We will now look at the steps to install the fastText library below.

Installation of Fasttext

To make full use of the FastText library, please make sure you have the following requirements satisfied:

  1. OS – MacOS or Linux
  2. C++ complier – gcc or clang
  3. Python 2.6+, numpy and scipy.

If you do not have the above pre-requisites, I urge you to go ahead and install the above dependencies first.

To install FastText, type the code below-

  1. git clone https://github.com/facebookresearch/fastText.git
  2. cd fastText
  3. make

You can check whether FastText has been properly installed by typing the below command inside the FastText folder.
./fasttext

If everything was installed correctly then, you should see the list of available commands for FastText as the output.

Fasttext Implementation

As stated earlier, FastText was designed for two specific purposes- Word Representation Learning and Text Classification. We will see each of these steps in detail. Let us get started with learning word representations.

Learning Word Representations

Words in their natural form cannot be used for any Machine Learning task in general. One way to use the words is to transform these words into some representations that capture some attributes of the word. It is analogous to describing a person as – [‘height’:5.10 ,’weight’:75, ‘colour’:’dusky’, etc.] where height, weight etc are the attributes of the person. Similarly, word representations capture some abstract attributes of words in the manner that similar words tend to have similar word representations.
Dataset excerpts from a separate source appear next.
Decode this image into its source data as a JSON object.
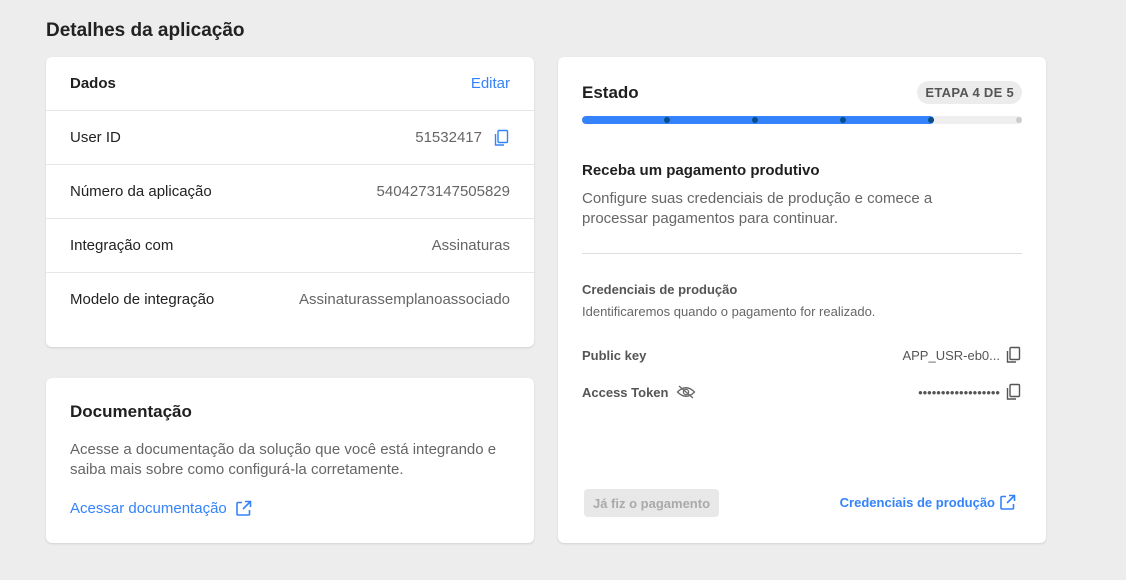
{
  "page": {
    "title": "Detalhes da aplicação"
  },
  "dados": {
    "title": "Dados",
    "edit_label": "Editar",
    "rows": [
      {
        "label": "User ID",
        "value": "51532417"
      },
      {
        "label": "Número da aplicação",
        "value": "5404273147505829"
      },
      {
        "label": "Integração com",
        "value": "Assinaturas"
      },
      {
        "label": "Modelo de integração",
        "value": "Assinaturassemplanoassociado"
      }
    ]
  },
  "documentacao": {
    "title": "Documentação",
    "text": "Acesse a documentação da solução que você está integrando e saiba mais sobre como configurá-la corretamente.",
    "link_label": "Acessar documentação"
  },
  "estado": {
    "title": "Estado",
    "step_badge": "ETAPA 4 DE 5",
    "step_current": 4,
    "step_total": 5,
    "subtitle": "Receba um pagamento produtivo",
    "text": "Configure suas credenciais de produção e comece a processar pagamentos para continuar.",
    "credentials": {
      "title": "Credenciais de produção",
      "description": "Identificaremos quando o pagamento for realizado.",
      "public_key_label": "Public key",
      "public_key_value": "APP_USR-eb0...",
      "access_token_label": "Access Token",
      "access_token_value": "••••••••••••••••••"
    },
    "paid_button_label": "Já fiz o pagamento",
    "prod_link_label": "Credenciais de produção"
  },
  "colors": {
    "accent": "#3483fa",
    "background": "#ededed"
  }
}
There are primarily two methods used to develop word vectors – Skipgram and CBOW.

We will see how we can implement both these methods to learn vector representations for a sample text file using fasttext.

Learning word representations using Skipgram and CBOW models

  1.  Skipgram
    ./fasttext skipgram -input file.txt -output model
  2. CBOW
    ./fasttext cbow -input file.txt -output model

Let us see the parameters defined above in steps for easy understanding.

./fasttext – It is used to invoke the FastText library.
skipgram/cbow – It is where you specify whether skipgram or cbow is to be used to create the word representations.
-input – This is the name of the parameter which specifies the following word to be used as the name of the file used for training. This argument should be used as is.
data.txt – a sample text file over which we wish to train the skipgram or cbow model. Change this name to the name of the text file you have.
-output – This is the name of the parameter which specifies the following word to be used as the name of the model being created. This argument is to be used as is.
model – This is the name of the model created.

Running the above command will create two files named model.bin and model.vec. model.bin contains the model parameters, dictionary and the hyperparameters and can be used to compute word vectors. model.vec is a text file that contains the word vectors for one word per line.

Now since we have created our own word vectors let’s see if we can do some common tasks like print word vectors for a word, find similar words, analogies etc. using these word vectors.

Print word vectors of a word

In order to get the word vectors for a word or set of words, save them in a text file. For example, here is a sample text file named queries.txt that contains some random words. We will get the vector representation of these words using the model we trained above.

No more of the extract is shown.